From the sound of it, you certainly have ambition. Even those with ambition get dry spells. You can do it! The best words a friend of mine said to me: “If you care, you’ll do well.” Please seek the right kind of help. Let me know how everything goes. :)
I sincerely apologize for the late response. It was very courageous of you to share your struggles on here. So thank you for taking the time to do that.
It's great that you try to do at least one task every hour. Any amount of progress helps, even if it's just a little bit. Every accomplishment gets you one step closer to wellness. In regards to feeling "trapped in depression," I completely understand this. I have been struggling with it quite a bit lately. When this happens, I try to remind myself that I have gotten through it before; I can get through it again.
Have things improved for you? How is your support system?
First of all, I am very sorry for the super late response! :( Thank you for sharing your struggles with us.
I am very sorry that you were in such a dark place. I really hope things are better for you now.
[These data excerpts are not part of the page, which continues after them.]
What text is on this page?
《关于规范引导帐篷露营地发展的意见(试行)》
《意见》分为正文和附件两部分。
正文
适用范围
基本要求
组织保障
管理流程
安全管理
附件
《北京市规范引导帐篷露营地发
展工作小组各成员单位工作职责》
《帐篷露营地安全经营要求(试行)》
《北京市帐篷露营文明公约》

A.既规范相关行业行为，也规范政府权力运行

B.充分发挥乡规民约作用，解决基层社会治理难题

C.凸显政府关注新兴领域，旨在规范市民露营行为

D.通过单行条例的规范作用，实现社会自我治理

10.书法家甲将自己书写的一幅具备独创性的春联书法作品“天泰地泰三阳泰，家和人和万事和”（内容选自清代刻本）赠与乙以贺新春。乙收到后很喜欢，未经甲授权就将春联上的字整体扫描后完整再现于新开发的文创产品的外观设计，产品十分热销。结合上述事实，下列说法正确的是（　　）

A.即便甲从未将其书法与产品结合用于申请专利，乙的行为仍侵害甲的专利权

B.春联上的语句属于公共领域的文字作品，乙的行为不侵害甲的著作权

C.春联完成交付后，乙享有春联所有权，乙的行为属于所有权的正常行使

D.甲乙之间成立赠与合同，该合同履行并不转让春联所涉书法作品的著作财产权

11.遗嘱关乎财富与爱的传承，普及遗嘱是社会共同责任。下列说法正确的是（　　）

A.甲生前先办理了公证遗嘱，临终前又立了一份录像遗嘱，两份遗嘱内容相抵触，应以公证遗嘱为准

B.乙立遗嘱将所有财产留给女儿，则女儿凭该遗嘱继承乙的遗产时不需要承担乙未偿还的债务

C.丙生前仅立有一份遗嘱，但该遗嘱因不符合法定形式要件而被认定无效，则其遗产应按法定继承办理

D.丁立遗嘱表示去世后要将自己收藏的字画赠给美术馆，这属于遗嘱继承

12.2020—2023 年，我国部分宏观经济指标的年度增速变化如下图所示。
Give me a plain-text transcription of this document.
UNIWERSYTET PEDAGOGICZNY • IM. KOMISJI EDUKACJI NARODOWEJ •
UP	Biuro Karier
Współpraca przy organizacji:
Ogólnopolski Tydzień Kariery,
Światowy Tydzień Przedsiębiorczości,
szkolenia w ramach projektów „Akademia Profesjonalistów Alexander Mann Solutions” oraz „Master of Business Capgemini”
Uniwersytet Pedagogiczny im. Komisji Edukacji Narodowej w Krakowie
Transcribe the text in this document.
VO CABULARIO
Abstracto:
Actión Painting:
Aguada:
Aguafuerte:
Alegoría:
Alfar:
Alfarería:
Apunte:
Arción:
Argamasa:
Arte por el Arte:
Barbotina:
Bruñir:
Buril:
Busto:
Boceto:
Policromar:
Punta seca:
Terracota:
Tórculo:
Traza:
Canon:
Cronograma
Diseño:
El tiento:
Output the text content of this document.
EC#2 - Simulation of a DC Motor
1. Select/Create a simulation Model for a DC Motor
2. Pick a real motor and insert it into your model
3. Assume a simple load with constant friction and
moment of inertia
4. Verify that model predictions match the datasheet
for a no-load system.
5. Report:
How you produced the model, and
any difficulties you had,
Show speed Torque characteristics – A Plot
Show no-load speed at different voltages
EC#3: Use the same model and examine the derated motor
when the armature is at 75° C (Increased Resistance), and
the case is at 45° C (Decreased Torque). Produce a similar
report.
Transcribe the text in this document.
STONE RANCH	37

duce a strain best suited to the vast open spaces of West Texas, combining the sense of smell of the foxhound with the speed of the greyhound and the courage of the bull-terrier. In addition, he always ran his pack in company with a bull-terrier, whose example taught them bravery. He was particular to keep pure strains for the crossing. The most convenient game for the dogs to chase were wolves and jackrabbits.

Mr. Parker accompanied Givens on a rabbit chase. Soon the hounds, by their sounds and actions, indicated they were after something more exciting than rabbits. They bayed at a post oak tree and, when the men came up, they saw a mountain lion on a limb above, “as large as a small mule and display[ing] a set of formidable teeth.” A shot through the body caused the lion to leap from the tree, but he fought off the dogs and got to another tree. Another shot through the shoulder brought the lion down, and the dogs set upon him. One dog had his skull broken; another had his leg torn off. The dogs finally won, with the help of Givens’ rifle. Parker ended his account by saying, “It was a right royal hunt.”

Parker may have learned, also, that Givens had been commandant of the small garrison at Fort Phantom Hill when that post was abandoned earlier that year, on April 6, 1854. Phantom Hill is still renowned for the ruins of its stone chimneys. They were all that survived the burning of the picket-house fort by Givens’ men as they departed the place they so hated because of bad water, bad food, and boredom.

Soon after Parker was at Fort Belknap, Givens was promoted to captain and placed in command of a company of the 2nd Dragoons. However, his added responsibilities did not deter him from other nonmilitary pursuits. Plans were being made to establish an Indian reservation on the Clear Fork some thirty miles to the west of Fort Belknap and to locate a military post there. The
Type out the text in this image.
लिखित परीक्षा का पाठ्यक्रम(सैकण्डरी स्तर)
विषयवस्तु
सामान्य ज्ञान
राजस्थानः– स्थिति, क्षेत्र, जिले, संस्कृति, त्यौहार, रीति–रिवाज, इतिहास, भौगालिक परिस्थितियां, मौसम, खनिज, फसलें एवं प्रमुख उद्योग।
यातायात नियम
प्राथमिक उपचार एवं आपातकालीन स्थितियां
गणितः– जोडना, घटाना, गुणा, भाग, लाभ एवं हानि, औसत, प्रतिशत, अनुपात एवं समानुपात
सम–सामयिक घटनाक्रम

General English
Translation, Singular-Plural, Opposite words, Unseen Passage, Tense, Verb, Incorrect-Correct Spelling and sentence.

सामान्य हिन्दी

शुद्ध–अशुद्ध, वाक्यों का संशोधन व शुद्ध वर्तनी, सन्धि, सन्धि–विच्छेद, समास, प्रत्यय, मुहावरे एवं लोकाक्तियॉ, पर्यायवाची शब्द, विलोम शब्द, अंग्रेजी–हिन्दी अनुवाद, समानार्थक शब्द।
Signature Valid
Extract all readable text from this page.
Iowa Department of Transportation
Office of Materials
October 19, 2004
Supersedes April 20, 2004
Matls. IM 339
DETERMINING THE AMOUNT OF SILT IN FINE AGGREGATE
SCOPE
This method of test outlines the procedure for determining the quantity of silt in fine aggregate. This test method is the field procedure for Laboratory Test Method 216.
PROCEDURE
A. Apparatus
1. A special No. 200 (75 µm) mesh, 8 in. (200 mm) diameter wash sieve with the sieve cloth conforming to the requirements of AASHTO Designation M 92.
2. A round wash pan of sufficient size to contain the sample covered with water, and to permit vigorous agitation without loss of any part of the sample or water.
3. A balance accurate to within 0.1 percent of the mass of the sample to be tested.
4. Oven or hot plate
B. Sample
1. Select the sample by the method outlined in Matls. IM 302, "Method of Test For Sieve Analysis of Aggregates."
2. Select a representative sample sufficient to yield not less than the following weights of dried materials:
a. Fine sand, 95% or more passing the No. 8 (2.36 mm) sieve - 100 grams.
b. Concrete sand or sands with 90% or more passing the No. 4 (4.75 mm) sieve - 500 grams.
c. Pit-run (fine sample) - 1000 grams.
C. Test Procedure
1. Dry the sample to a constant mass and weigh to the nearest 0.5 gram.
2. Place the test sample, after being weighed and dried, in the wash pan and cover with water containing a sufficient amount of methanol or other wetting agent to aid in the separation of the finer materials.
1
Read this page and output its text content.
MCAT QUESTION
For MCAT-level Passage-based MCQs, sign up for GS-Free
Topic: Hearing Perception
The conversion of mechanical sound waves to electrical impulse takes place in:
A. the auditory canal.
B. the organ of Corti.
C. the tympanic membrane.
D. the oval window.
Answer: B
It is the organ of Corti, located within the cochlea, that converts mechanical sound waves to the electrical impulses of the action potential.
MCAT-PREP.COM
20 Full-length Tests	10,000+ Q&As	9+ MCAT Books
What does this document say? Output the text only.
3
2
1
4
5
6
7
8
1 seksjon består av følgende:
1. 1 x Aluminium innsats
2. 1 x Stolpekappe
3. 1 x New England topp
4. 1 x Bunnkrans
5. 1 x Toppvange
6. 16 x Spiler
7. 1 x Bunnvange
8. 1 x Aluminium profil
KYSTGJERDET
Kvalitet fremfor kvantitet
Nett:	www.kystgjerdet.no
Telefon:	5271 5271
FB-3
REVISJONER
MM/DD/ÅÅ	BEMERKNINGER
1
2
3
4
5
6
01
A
Have you made any friends?
I completely agree with what you said about people being so materialistic and greedy. You seem to be a very empathetic person, which is great! Empathy is something that this world needs. Unfortunately, a lot of people lack it or just don’t feel comfortable expressing it. So thank you. You’re a light for so many people. You are loved.
I’m very sorry for the late response and that you are experiencing so much intense depression! :( Unfortunately, depression does not discriminate against age. I feel that with social media and so many young people using mobile devices, it can be easier to feel depressed and/or anxious. It seems as though there is much more online interaction than face-to-face communication. That can make a lot of people feel lonely. Social media causes a lot of people to compare themselves to their peers. Do you use social media? If so, how often do you use it? That can definitely contribute to depression.
I know that it’s been awhile since you posted on here. Have you talked to your parents or a therapist about your depression? I hope you get the help you need!